Functional Test Refactoring: Introduction
A quick, reliable, and efficient way to improve the test design of your automated test scripts
Automated Test scripts shall be treated as production code, as David Thomas and Andy Hunt wrote in the classic “The Pragmatic Programmer” book.
Automated test scripts are often poorly designed, inefficient, hard to understand and maintain, i.e., the same issues we found in code. With coding, there is Code Refactoring, a process to enhance existing code without changing its external behavior.
My interest in web test automation started in 2005, at that time, I was a lead Java programmer. I performed code refactoring and developed (and maintained) automated UI tests daily. I gradually realized that, just like code refactoring for code, there are the same needs for automated functional (UI) tests.
I came up with a process, a set of refactorings, and a tool for enhancing the quality of automated functional test scripts. I named it “Functional Test Refactoring” (~2007).
Some manual tester may wonder: will functional test refactoring be too technical for me? The answer is NO. In fact, every test refactoring is easy to understand and apply, each team member (including business analysts) of a software team can perform functional test refactorings.

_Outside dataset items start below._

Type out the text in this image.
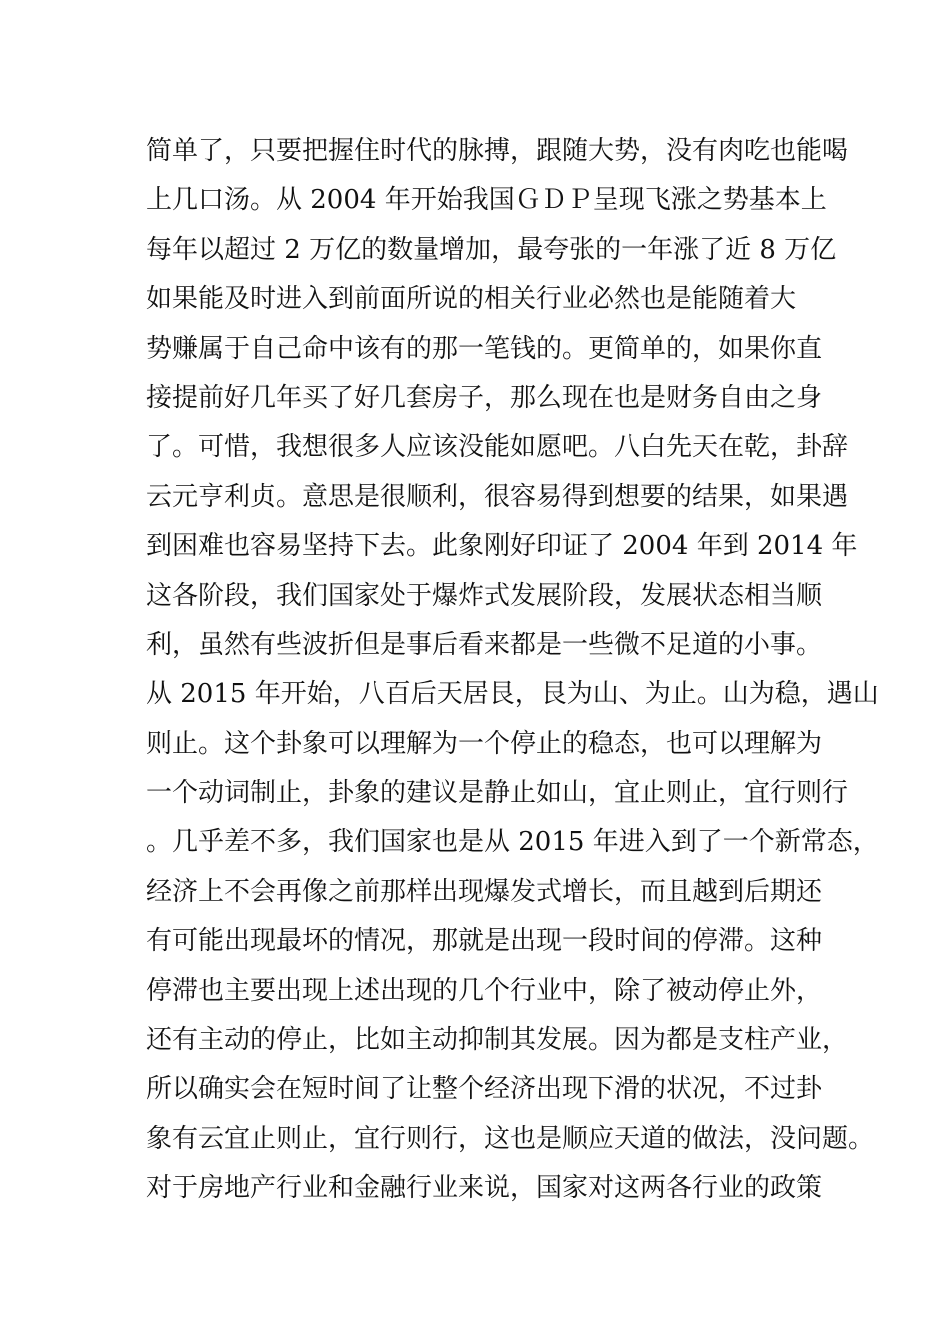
简单了，只要把握住时代的脉搏，跟随大势，没有肉吃也能喝
上几口汤。从 2004 年开始我国ＧＤＰ呈现飞涨之势基本上
每年以超过 2 万亿的数量增加，最夸张的一年涨了近 8 万亿
如果能及时进入到前面所说的相关行业必然也是能随着大
势赚属于自己命中该有的那一笔钱的。更简单的，如果你直
接提前好几年买了好几套房子，那么现在也是财务自由之身
了。可惜，我想很多人应该没能如愿吧。八白先天在乾，卦辞
云元亨利贞。意思是很顺利，很容易得到想要的结果，如果遇
到困难也容易坚持下去。此象刚好印证了 2004 年到 2014 年
这各阶段，我们国家处于爆炸式发展阶段，发展状态相当顺
利，虽然有些波折但是事后看来都是一些微不足道的小事。
从 2015 年开始，八百后天居艮，艮为山、为止。山为稳，遇山
则止。这个卦象可以理解为一个停止的稳态，也可以理解为
一个动词制止，卦象的建议是静止如山，宜止则止，宜行则行
。几乎差不多，我们国家也是从 2015 年进入到了一个新常态，
经济上不会再像之前那样出现爆发式增长，而且越到后期还
有可能出现最坏的情况，那就是出现一段时间的停滞。这种
停滞也主要出现上述出现的几个行业中，除了被动停止外，
还有主动的停止，比如主动抑制其发展。因为都是支柱产业，
所以确实会在短时间了让整个经济出现下滑的状况，不过卦
象有云宜止则止，宜行则行，这也是顺应天道的做法，没问题。
对于房地产行业和金融行业来说，国家对这两各行业的政策
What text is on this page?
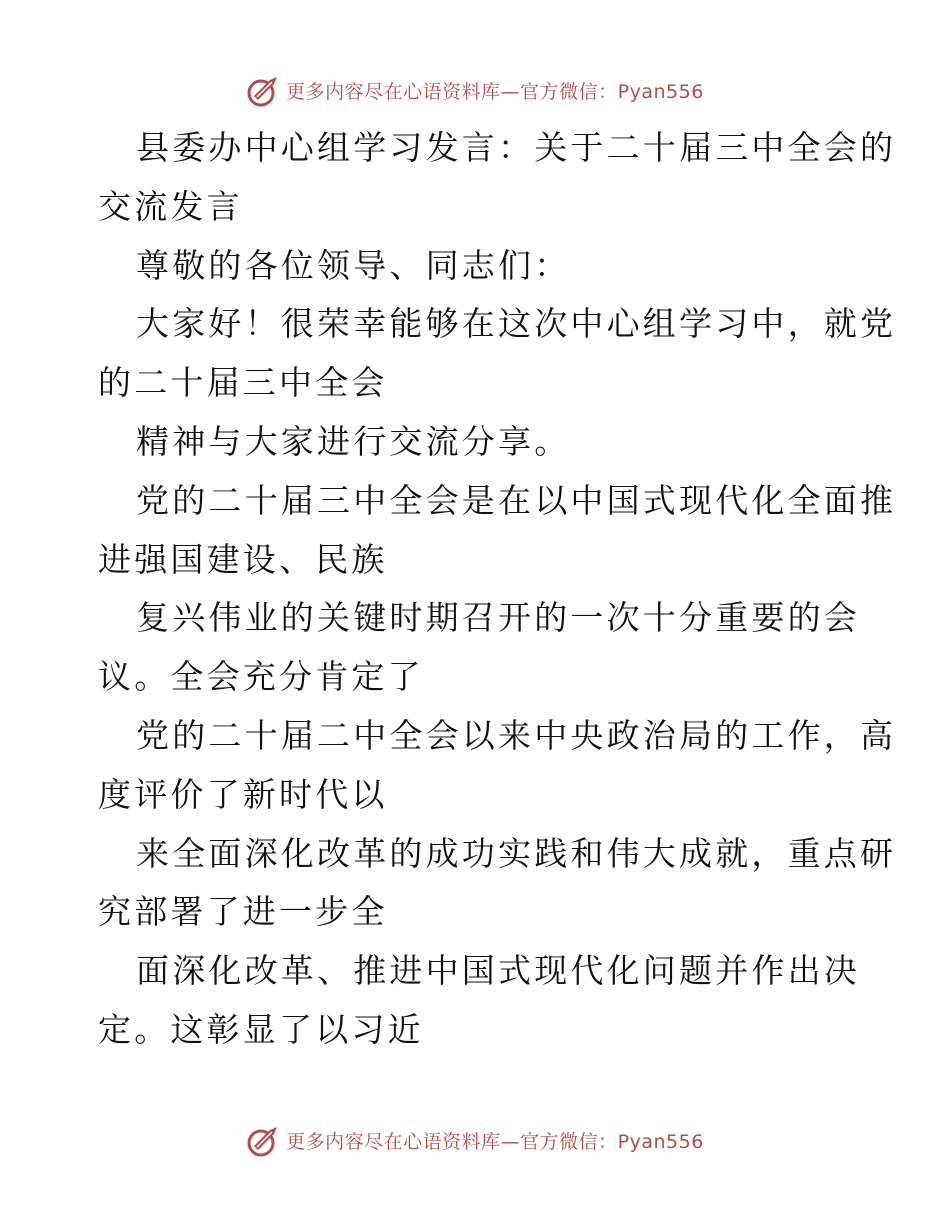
更多内容尽在心语资料库—官方微信：Pyan556
县委办中心组学习发言：关于二十届三中全会的
交流发言
尊敬的各位领导、同志们：
大家好！很荣幸能够在这次中心组学习中，就党
的二十届三中全会
精神与大家进行交流分享。
党的二十届三中全会是在以中国式现代化全面推
进强国建设、民族
复兴伟业的关键时期召开的一次十分重要的会
议。全会充分肯定了
党的二十届二中全会以来中央政治局的工作，高
度评价了新时代以
来全面深化改革的成功实践和伟大成就，重点研
究部署了进一步全
面深化改革、推进中国式现代化问题并作出决
定。这彰显了以习近
更多内容尽在心语资料库—官方微信：Pyan556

Functional Test Refactoring
Functional Test Refactoring is a step by step process to refine test scripts to be
- easy to read
- easy to maintain
Automated test engineers may use recorders to assist in creating automated test steps (however, I don’t recommend, I have always been doing it manually for choosing a better locator, with extremely high efficiency. See my article: ‘Why I created a Selenium Recorder but rarely used it myself?’), but shall perform refactorings immediately. Otherwise, leading to tech debts.